The only time I was really getting out in public as a trans woman in hiding was
at Halloween when nearly everyone knew me as a man. I badly needed other escape
routes into the public eye if I was ever going to have the time to achieve my
dream.
It turned out time was cheap in the middle years of my life
as they turned out to be a blur. More and more, I began to sneak out of the house
and explore the world around me as my transfeminine self. It was only then that
I began to be allowed to be behind the gender curtain to see if life there what
was really what I wanted. Spoiler alert, it was very much what I wanted as I even
though many times I was terrified (yet excited) when I explored. I thought I
had forever to do it and took my time trying to find new things to do as a
transgender woman in a woman’s world. Which at times, still had me baffled
about how it worked because I was still carrying around too much of my old male
baggage. His expectations for the most part of how a woman acted in the world
were formed from stereotypes he learned growing up as he watched women from
afar and for the most part putting them up on a pedestal.
What I did not realize was my indecision to go all the way into
the women’s world I was immersed in, was costing me years later on in life that
I wanted back. Like everyone else I had assumptions, and mine were that I had
plenty of time to research the difficult layered life of and being a woman, when I simply did not which
led me all the way to the age of sixty before I made the fateful decision to
throw gender paranoia to the wind, pursue HRT, and change my life forever. While
I still had the time because all the people I loved and respected in my life
were rapidly passing away around me. The finality of death became a very real
reality to me and if I was ever able to live my gender dream of living life as
a woman, I had better do it while I still had the chance to enjoy it.
All I had was time was quickly fading away with all the
people around me and I had very few people to make my own gender reveal to. For
the most part, except for my brother and sister-in-law, my gender reveals were
successful with most people telling me they were happy to see me happy. I guess
one way to look at it is, if you wait long enough for your reveal you can be
the last man standing becoming the last woman standing.
Going back to a theme which has popped up around here
recently, if you are transgender you have given up all your rights to be a second-class
citizen.

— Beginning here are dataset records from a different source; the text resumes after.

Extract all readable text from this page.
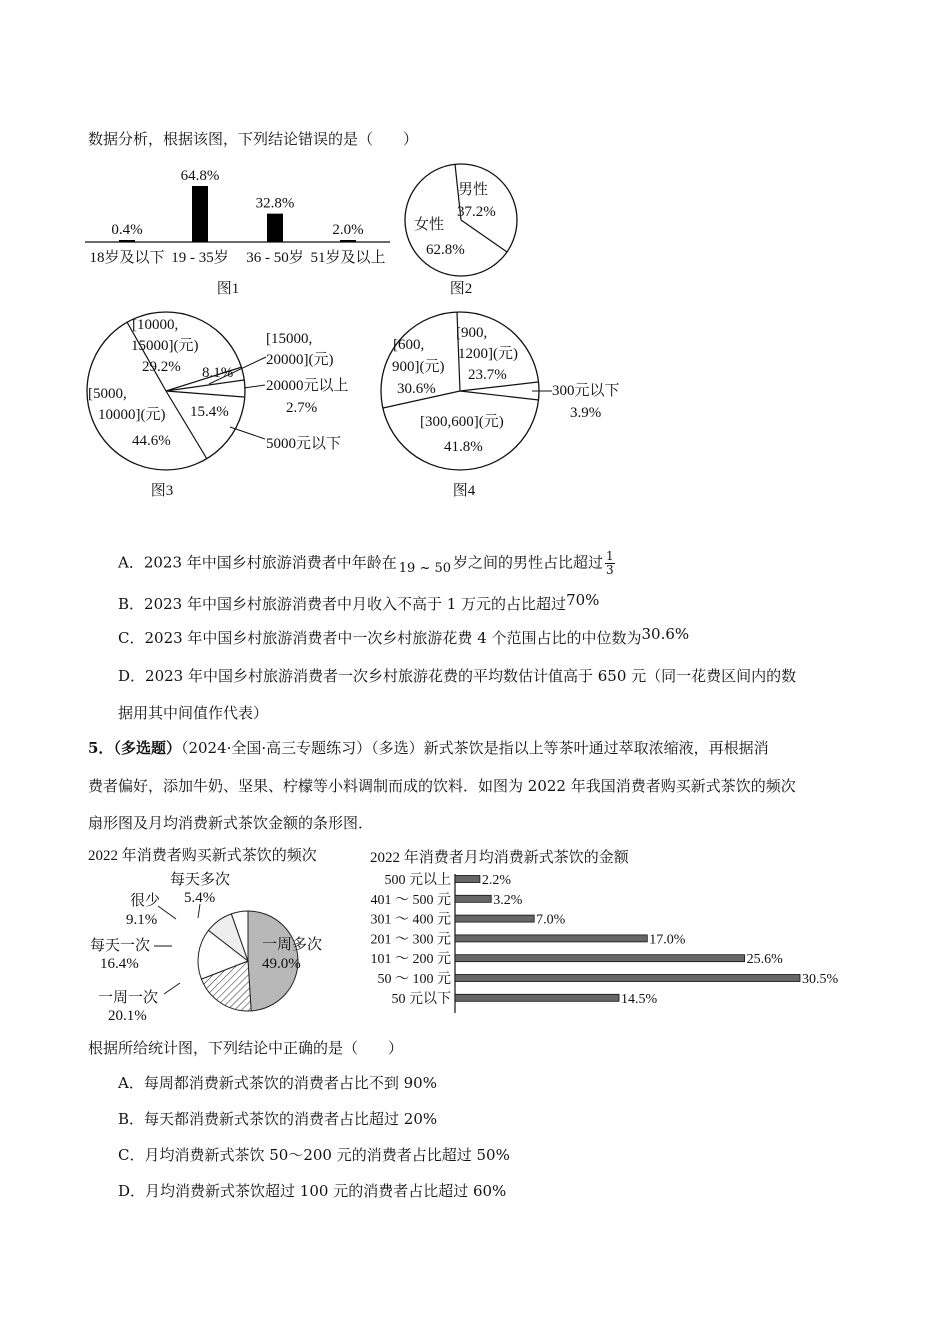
数据分析，根据该图，下列结论错误的是（　　）
0.4%
18岁及以下
64.8%
19 - 35岁
32.8%
36 - 50岁
2.0%
51岁及以上
图1
男性
37.2%
女性
62.8%
图2
[10000,
15000](元)
29.2%
[15000,
20000](元)
8.1%
20000元以上
2.7%
[5000,
10000](元)
44.6%
15.4%
5000元以下
图3
[600,
900](元)
30.6%
[900,
1200](元)
23.7%
300元以下
3.9%
[300,600](元)
41.8%
图4
A．2023 年中国乡村旅游消费者中年龄在 19 ~ 50 岁之间的男性占比超过 $\frac{1}{3}$
B．2023 年中国乡村旅游消费者中月收入不高于 1 万元的占比超过70%
C．2023 年中国乡村旅游消费者中一次乡村旅游花费 4 个范围占比的中位数为30.6%
D．2023 年中国乡村旅游消费者一次乡村旅游花费的平均数估计值高于 650 元（同一花费区间内的数
据用其中间值作代表）
5．（多选题）（2024·全国·高三专题练习）（多选）新式茶饮是指以上等茶叶通过萃取浓缩液，再根据消
费者偏好，添加牛奶、坚果、柠檬等小料调制而成的饮料．如图为 2022 年我国消费者购买新式茶饮的频次
扇形图及月均消费新式茶饮金额的条形图．
2022 年消费者购买新式茶饮的频次
一周多次
49.0%
一周一次
20.1%
每天一次
16.4%
很少
9.1%
每天多次
5.4%
2022 年消费者月均消费新式茶饮的金额
500 元以上 2.2%
401 ～ 500 元	3.2%
301 ～ 400 元	7.0%
201 ～ 300 元	17.0%
101 ～ 200 元	25.6%
50 ～ 100 元	30.5%
50 元以下	14.5%
根据所给统计图，下列结论中正确的是（　　）
A．每周都消费新式茶饮的消费者占比不到 90%
B．每天都消费新式茶饮的消费者占比超过 20%
C．月均消费新式茶饮 50～200 元的消费者占比超过 50%
D．月均消费新式茶饮超过 100 元的消费者占比超过 60%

And at least all you have going for you is that your journey has been an
interesting one. From the earliest days of admiring yourself in the mirror all
the way to earning your way behind the gender curtain, you have done it all.
Even though it maybe took a few years to do it, you know how
difficult it has been to do it and every step needed to be carefully planned. One
false move could send you back down your path and sometimes even worse than
that. Ridicule by spouse, family and friends can happen at the same time your
gender privileges were revoked. You feel helpless until you get your feet back
on the ground to where you can continue and begin moving to a place where you
always have known you should be.
For me, the time was now or never when I decided to live full-time,
I had taken working on my feminine presentation, as well as being out in as
many situations (good and bad) as I could. Anymore and I was just wasting my
time and kidding myself if I did not pull the plug on my male life and get on
with my future which I felt could be bright.
I saw the light at the end of the tunnel and for once it was
not the train. I had paid my dues and was ready to live my life the way I
wanted. Even though I ended up taking so long to do it, I was happy when I did.
Age turned out to be more than a number for me, it turned out to be the magic
time of my life.
Thanks to all of you for taking your precious time reading along!